Study Design. Women ages 40+, with private insurance, and no history of breast cancer were included in the study (N=2,909). We used multivariate logistic regression to estimate mammography utilization in the past two years relative to health plan and demographic factors. Health plan measures included whether there is a defined provider network, whether coverage is restricted to a network, use of gatekeepers, level of cost containment, copayment and deductible amounts, coinsurance rate, and breadth of benefit coverage.

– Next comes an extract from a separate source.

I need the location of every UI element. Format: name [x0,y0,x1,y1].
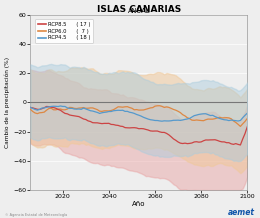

Principal Findings. We found no significant difference in reported mammography utilization using a dichotomous comparison of individuals enrolled in managed care versus indemnity plans. However, women in health plans with a defined provider network were more likely to report having received a mammogram in the past two years than those without networks (adjusted OR=1.21, 95 percent CI=1.07–1.36), and women in gatekeeper plans were more likely to report receiving mammography than those without gatekeepers (adjusted OR=1.18, 95 percent CI=1.03–1.36). Restricted out-of-network coverage, use of cost containment, enrollee cost sharing, and breadth of benefit coverage did not appear to affect mammography use.

Conclusions. It is important to examine the effect of individual health plan components on the utilization of health care, rather than use the traditional broader categorizations of managed versus nonmanaged care or simple health plan typologies.